Asked if an open marriage could be an option for them, she said they have difficulties with communication in their relationship, which is getting worse as “the age gap becomes more obvious.”
“When we were first together, we would talk about anything and everything, but now that he’s getting older, we don’t have that level of communication, to the point where we rarely talk. There’s nothing between us anymore, which is really sad,” she added.
Nikki said leaving her husband has crossed her mind “almost every day for the past five years,” but she feels guilty about her age and also about her son.
“I felt I had to stay in the marriage so that (my son) could move on, do my job as a mother and help him finish school,” she added.
The mother has not been physically intimate with anyone else and admits she is “picky” when it comes to finding a new love interest.
Speaking about the people at Illicit Encounters, she said: “Sometimes they would do weird things, like send a list of demands of things they wanted in the bedroom, things I’d never heard of, before even asking me the name. So I feel lucky for what I found,” she said.
The only person who knows about their secret relationship is one of their close friends, who said his only concern is that Nikki will end up “emotionally hurt.”
Since their romance began, Nikki said she has felt “happier, brighter and more radiant” and feels like she gets more attention in public.

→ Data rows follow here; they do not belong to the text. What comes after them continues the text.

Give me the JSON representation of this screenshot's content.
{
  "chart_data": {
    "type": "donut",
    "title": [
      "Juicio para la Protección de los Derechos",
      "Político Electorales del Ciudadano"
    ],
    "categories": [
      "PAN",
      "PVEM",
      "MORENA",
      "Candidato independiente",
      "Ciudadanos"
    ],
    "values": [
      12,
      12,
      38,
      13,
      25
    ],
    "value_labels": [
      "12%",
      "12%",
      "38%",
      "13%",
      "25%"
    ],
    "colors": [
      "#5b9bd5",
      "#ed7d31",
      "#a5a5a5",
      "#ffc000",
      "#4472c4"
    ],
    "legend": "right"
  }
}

She said: ‘(Leaving my husband) has been on my mind a lot. Meeting other people has made me realise that I don’t have to be in a relationship without affection, without physical contact and without communication.
“I don’t know how he feels. Maybe his pride is hurt or maybe he just accepts the fact that he doesn’t offer me a good marriage or a good relationship.”
Nikki believes her son, who is in his late teens, would be “relieved” if they split up because he “has really felt the strain.”